Later, I came to realize the reason he emphasized the specific day for doing all this work—May 13 is the “birthday” of bamboo on the lunar calendar. According to the Manual of Bamboo Shoots by Zan Ning (919-1001), an eminent monk in the Song Dynasty, the belief that lunar May 13 was the “birthday” of bamboo was popular among the people. This day is a good choice for planting or transplanting bamboo.


Why was lunar May 13 chosen as the birthday of bamboo? First of all, bamboo is traditionally associated with elegance and nobility. Thus, it would be appropriate for it to have a particularly respected day.


According to legend, lunar May 13 is the birthday of several great figures, including Fu Xi, one of the legendary ancestors of the Chinese people; Guan Yu, the Saint of War; and the Buddha Sakyamuni.


In addition, according to the Records of Social Customs in Yueyang by Fan Zhiming in the Northern Song Dynasty, this day was also considered the birthday of dragons. Dragons in Chinese culture control rainfall in all regions. They were particularly generous on their birthdays. Hence, an old saying goes that “A drought stops before lunar May 13” and rain is generally expected on this day.


A rainy day is favorable for the spreading of bamboo roots underneath the earth. Bamboo, which favors moist conditions, gets intoxicated on this day. Therefore, a book on agriculture in the Han Dynasty called May 13 “the Day when bamboo gets intoxicated.” As a result, May 13 is also called “Bamboo Day” or “Day for the Bamboo God.”


Later, the ancient Bamboo Birthday also spread to Japan. Matsuo Basho (1644-1694), the most famous poet of the Edo period in Japan, wrote that May 13th was both the birthday of bamboo and the Festival of Rain. Even if it may not rain on that day, Matsuo Basho still put on straw rain cape and a bamboo rain hat to celebrate the birthday of bamboo.


However, I am wondering if people today still remember this tradition. The Festival of Bamboo Shoots is celebrated in some areas, but this is more for economic purposes. The Bamboo Birthday may be of greater cultural significance.

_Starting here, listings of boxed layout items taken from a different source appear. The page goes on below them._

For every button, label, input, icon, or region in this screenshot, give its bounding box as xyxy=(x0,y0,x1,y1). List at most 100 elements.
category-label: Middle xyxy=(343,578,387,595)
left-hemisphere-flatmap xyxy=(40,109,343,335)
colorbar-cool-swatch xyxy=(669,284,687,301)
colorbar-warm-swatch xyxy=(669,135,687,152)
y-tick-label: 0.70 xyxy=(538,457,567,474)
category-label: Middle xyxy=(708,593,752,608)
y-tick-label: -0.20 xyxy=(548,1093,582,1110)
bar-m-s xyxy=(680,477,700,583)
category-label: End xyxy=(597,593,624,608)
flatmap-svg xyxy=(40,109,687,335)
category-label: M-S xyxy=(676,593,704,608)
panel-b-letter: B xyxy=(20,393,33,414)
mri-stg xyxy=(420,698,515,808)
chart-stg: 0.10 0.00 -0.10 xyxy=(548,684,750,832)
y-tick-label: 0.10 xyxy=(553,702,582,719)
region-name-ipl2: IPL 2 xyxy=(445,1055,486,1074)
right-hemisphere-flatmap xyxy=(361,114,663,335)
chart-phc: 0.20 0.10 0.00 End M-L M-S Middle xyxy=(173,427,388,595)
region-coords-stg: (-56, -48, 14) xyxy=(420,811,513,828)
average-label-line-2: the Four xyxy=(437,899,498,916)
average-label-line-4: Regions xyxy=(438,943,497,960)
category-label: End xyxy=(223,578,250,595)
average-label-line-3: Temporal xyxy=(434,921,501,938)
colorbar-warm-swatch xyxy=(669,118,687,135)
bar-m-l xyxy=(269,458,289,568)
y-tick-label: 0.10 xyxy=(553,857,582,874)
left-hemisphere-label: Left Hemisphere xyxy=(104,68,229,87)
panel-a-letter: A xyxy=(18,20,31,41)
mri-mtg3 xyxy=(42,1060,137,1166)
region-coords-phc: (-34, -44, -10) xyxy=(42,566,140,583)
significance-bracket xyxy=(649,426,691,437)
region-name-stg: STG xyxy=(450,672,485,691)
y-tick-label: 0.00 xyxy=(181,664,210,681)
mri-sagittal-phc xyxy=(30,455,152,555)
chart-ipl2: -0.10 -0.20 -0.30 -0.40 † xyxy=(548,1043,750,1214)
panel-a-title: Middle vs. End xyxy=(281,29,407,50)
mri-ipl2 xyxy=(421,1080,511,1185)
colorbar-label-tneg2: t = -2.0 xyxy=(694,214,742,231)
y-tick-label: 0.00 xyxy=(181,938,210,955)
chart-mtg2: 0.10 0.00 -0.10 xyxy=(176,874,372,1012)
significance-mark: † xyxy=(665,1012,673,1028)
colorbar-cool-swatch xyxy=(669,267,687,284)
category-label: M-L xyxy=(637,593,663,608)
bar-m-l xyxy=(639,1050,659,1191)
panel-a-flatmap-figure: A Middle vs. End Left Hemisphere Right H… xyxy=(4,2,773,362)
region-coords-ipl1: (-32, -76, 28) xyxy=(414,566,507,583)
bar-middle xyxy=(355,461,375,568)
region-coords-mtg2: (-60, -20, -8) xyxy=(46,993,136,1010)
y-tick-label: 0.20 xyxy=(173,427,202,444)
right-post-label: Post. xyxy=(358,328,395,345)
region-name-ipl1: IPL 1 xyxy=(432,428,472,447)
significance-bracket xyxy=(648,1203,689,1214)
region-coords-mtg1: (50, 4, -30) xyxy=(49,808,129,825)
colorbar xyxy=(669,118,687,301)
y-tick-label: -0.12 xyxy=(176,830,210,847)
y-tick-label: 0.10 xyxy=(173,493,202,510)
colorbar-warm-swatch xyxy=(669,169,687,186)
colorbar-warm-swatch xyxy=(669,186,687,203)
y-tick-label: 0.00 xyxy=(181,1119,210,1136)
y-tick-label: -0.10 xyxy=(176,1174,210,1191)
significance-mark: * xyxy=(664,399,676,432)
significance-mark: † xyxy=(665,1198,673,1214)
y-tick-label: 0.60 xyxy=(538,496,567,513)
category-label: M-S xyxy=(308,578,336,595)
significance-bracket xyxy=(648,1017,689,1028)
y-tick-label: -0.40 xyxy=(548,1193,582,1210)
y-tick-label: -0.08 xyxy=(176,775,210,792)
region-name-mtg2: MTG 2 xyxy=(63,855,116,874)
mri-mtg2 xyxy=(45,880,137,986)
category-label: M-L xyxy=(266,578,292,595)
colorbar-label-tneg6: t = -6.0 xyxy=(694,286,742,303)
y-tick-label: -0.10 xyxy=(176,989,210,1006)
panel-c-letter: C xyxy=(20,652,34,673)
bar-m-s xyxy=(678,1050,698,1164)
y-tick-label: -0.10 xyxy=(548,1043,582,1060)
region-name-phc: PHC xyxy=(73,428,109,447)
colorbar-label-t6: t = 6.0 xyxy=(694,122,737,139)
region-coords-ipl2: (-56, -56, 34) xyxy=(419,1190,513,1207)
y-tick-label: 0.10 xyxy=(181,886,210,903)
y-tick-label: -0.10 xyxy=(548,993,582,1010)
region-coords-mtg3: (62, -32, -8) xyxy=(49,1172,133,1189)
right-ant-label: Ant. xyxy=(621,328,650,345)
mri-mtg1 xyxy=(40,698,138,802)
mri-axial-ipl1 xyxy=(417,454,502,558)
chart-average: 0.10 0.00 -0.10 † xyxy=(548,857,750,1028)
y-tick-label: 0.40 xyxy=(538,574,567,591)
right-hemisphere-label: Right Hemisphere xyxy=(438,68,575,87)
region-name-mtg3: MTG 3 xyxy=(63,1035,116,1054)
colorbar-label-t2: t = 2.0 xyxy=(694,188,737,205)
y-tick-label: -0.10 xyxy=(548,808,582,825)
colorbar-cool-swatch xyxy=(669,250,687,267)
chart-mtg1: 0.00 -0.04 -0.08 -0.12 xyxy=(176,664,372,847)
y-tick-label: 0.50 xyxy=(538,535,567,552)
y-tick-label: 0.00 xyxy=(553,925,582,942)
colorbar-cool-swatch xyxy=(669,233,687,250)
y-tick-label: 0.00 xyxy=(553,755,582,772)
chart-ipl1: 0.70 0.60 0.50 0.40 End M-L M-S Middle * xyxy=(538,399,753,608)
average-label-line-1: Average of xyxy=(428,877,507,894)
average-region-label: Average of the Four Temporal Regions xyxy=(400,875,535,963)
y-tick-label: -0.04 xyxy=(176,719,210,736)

Lu You in the Southern Song Dynasty once wrote that “(I am) frequently reading books on tree-planting and reading the Important Arts for the People’s Welfare. I have asked about the Bamboo-intoxicated Day; I have asked about the time when the willows sleep.” He advised those who took even tree-planting as a career to read books just as Fan Chi, one of the 72 prominent students of Confucius, did in pursuing knowledge about agricultural matters.


To this day, most areas still plant bamboo around the Bamboo Birthday, demonstrating the scientific relationship between rainfall and bamboo growth that ancient Chinese observed in years of practice.